For nearly a decade, the nursery program at the government school in Marpha has been understaffed, under-resourced and unhygienic. This has created an unofficial segregation in education along socio-economic and caste lines. More affluent families send their children out of the village for school, and challenges in local education become the exclusive problem of the marginalized and poor. But attitudes ARE changing; a new generation of parents is working to improve education from the ground up.
In March 2016, the Marpha Foundation, in collaboration with parents, opened an all-day Kindergarten. It has a child-centric and emergent curriculum that responds to the interests and specific needs of learners ages 2 to 5. Class activities integrate art, storytelling, games and mindfulness to develop school readiness skills like literacy, numeracy, group work and inquiry. Our flexible fee structure ensures accessibility, fosters family investment and contributes to a sustainable income strategy.
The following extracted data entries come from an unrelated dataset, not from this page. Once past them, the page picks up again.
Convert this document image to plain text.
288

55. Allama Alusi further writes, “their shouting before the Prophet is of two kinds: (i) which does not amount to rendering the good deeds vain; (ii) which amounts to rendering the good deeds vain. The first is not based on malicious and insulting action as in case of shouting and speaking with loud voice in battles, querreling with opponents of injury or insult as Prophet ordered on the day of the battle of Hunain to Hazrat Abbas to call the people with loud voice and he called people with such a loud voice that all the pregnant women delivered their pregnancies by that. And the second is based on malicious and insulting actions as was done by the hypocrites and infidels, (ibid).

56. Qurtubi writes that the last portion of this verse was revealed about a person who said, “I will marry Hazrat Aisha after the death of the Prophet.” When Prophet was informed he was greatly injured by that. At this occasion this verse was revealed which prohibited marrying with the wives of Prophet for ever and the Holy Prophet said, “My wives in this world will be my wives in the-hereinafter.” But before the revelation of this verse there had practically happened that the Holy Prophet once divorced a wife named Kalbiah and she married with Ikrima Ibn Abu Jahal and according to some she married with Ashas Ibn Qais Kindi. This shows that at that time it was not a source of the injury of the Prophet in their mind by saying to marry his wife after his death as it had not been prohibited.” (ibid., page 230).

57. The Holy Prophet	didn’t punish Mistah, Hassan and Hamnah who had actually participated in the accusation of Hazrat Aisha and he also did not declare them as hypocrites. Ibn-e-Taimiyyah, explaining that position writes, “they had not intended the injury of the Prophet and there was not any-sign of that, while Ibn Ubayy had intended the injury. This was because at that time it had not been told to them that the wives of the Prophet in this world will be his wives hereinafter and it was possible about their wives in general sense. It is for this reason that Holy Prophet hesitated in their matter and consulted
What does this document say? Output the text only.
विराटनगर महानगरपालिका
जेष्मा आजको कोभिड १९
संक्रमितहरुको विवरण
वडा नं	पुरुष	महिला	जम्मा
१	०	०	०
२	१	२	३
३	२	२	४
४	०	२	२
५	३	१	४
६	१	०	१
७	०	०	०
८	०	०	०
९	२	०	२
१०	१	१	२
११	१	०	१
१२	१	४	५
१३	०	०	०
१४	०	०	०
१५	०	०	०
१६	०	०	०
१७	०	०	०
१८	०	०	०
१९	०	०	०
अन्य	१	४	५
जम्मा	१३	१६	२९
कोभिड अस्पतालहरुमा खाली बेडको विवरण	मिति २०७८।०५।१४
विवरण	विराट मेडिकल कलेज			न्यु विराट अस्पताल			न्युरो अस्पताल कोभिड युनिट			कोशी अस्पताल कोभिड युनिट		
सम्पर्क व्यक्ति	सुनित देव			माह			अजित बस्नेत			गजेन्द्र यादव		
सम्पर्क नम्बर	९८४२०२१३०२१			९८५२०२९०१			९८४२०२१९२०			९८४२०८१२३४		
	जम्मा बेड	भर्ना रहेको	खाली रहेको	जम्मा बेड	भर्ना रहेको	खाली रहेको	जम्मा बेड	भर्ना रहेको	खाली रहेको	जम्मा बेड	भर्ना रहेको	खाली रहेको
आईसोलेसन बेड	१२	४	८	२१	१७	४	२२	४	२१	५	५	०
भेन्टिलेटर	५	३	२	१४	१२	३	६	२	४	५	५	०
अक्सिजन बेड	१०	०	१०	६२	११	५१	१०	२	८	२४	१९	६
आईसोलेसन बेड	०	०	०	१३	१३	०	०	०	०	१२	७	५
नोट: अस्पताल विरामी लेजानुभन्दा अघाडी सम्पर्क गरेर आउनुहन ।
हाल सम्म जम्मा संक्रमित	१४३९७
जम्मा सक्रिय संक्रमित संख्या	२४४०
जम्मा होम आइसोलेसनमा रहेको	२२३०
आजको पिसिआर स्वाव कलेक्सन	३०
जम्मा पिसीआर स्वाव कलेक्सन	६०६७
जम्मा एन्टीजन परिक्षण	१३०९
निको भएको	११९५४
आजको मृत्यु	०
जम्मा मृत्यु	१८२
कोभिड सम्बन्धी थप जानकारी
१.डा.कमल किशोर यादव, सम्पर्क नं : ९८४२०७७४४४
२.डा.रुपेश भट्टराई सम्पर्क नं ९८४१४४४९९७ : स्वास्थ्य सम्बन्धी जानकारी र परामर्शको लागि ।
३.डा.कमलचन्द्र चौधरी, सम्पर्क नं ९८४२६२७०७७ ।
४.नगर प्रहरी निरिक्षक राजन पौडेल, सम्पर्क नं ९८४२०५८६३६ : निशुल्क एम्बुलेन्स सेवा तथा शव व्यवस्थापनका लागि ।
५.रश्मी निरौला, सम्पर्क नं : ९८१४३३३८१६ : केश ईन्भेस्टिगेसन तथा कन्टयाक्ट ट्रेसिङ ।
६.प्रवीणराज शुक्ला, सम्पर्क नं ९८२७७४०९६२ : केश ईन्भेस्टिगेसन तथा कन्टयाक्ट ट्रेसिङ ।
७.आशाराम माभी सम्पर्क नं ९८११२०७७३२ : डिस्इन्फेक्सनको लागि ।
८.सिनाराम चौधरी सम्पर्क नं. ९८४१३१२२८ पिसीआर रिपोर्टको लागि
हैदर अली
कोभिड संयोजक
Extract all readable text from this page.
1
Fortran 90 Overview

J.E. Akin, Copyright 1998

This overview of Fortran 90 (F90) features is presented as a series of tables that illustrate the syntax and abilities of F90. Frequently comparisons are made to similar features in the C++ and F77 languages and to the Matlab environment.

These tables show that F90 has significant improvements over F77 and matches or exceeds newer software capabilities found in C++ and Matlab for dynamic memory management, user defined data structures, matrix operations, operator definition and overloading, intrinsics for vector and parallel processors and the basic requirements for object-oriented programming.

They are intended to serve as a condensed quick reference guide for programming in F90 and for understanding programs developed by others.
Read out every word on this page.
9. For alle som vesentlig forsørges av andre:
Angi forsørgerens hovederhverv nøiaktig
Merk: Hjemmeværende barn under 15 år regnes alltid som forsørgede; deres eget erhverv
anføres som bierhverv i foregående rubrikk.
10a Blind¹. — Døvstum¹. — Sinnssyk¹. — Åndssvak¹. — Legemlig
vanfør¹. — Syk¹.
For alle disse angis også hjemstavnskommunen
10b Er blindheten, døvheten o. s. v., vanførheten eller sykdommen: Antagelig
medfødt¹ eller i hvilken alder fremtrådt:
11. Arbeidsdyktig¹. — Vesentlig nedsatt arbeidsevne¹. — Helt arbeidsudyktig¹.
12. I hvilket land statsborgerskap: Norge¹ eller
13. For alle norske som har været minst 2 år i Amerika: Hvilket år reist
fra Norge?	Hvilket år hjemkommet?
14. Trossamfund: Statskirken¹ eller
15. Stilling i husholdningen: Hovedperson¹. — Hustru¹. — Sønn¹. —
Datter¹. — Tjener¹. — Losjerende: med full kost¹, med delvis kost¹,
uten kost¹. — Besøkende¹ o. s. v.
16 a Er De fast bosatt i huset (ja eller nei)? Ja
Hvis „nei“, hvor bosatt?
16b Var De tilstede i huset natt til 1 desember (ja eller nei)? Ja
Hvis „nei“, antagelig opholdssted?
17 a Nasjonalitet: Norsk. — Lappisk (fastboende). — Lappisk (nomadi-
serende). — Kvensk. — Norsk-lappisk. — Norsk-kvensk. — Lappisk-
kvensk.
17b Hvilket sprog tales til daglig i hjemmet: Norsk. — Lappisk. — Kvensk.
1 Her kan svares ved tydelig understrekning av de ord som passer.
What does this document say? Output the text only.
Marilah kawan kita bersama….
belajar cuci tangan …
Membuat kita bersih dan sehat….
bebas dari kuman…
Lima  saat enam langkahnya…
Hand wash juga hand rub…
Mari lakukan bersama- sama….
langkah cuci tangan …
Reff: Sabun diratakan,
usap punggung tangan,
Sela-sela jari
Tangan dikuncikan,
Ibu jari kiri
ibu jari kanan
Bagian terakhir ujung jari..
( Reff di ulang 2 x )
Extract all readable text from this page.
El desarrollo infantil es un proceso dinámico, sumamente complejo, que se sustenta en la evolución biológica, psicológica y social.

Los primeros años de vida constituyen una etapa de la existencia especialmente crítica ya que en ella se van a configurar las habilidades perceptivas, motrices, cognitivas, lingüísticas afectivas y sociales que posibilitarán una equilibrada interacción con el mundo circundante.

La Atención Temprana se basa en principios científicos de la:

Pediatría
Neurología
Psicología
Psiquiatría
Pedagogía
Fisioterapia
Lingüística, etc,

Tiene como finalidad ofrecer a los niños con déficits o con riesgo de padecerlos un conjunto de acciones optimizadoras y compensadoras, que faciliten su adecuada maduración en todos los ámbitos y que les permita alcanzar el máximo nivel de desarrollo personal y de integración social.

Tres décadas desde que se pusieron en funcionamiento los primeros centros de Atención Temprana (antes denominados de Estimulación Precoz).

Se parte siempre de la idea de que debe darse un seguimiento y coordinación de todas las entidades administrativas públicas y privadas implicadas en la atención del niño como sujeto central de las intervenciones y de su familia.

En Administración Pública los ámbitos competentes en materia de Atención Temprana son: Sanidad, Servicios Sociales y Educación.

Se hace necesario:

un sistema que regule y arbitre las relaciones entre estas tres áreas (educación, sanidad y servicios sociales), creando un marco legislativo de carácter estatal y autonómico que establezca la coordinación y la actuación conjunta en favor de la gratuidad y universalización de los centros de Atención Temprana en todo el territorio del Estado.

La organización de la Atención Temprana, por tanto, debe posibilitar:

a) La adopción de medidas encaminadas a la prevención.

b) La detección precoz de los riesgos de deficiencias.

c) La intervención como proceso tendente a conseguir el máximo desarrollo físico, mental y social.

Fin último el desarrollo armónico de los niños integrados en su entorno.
We have already started the process of extending the reach of the incredible learning that takes place at the Rosehips Kindergarten. Video tutorials, digital manuals and teacher training programs are currently being developed to share what we have designed and assessed regarding school-day flow, hygiene practices, curricular themes, activities and teaching tools. In this way, the kindergarten's impact on 18 learners per year in Marpha can be shared with students and educators across Nepal.